I dig retro. I dig old posters, I dig old t-shirts and I really dig old stereo equipment. I am the guy with the wife who is understandably annoyed at her husband for coming home with old, impractical crap from thrift stores. I am the dude you puzzle at for walking into a record shop purchasing a music format that has been obsolete for 30 years.
But here’s what I’ve discovered. I’m not alone. Lots of people dig retro just like me. Well, maybe not just like me. I don’t expect the rest of the world to start going out and buying up expired Polaroid film (guilty), but retro does have relevance, especially in advertising. From the vintage home-movie treatment on a Coleman camping spot, to the 1960s icons on a Schlitz billboard, we see flashes of the past everywhere we look.
So, why retro? What is it about the past that activates consumers?
The answer, in short, is nostalgia. Nostalgia is more than simply a fondness for the past. It is a longing for an idealized past, filled with fond memories that are void of pain and unhappiness. The nostalgic part of each of us tries to capture some of this idealized past symbolically through material things — a record player, a classic car or a candy bar from our childhood. By using these things to trigger happy memories, we recapture our lost innocence.

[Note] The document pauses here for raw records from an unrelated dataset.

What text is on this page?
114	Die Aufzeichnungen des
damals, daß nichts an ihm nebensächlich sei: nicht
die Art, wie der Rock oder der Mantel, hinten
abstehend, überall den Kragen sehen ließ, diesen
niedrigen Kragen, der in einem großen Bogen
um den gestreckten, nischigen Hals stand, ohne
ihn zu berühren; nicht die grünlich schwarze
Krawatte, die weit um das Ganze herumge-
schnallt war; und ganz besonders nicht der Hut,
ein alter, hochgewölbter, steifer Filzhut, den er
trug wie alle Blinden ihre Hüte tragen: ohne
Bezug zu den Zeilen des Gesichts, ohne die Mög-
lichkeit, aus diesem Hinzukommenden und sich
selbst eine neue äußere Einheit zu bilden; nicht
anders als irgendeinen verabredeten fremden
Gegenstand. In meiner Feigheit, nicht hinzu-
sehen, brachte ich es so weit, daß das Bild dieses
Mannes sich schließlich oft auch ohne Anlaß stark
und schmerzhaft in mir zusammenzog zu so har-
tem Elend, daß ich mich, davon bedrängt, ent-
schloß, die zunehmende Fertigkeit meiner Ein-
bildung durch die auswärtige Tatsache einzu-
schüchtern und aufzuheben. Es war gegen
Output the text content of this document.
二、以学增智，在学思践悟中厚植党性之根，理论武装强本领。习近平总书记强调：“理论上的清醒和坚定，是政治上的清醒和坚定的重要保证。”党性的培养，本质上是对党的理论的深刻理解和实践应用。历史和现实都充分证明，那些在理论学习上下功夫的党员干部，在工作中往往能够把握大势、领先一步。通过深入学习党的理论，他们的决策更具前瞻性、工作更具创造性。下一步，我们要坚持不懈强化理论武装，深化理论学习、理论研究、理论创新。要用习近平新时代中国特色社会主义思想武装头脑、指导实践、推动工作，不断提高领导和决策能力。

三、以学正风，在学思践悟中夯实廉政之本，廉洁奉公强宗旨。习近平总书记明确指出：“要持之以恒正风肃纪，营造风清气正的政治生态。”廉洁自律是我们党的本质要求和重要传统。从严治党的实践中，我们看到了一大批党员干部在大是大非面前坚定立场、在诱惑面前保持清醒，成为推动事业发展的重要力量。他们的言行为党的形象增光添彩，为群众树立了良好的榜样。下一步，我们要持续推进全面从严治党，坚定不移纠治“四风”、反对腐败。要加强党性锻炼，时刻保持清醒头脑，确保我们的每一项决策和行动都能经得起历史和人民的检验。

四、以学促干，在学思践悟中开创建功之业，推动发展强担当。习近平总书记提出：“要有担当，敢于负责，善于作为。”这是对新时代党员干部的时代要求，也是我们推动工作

What’s fascinating about nostalgia is that in many cases we can feel a longing for something we never experienced first-hand. Young Democrats speak of the Kennedy years with glowing fondness; sports fans cheer their team while wearing throwback jerseys and consumers shop restoration hardware for stuff that was in vogue long before many of them were born. Even in our personal experiences we often filter and romanticize childhood. Truman Capote, whose childhood was fraught with neglect, is famous for writing semi-autobiographical works loaded with wistful nostalgia.
There is safety in the past. We know what to expect and we have control over how we consume it. It does not ask us to predict or keep up. It comforts and reassures — a sentiment particularly relevant to a country dealing with multiple wars, an unstable economy and high unemployment.
So yes, I dig retro. And while the 24-hour news channel droning in the background reiterates the ills of my world, I’ll be here taking respite, blasting a little Zeppelin on vinyl.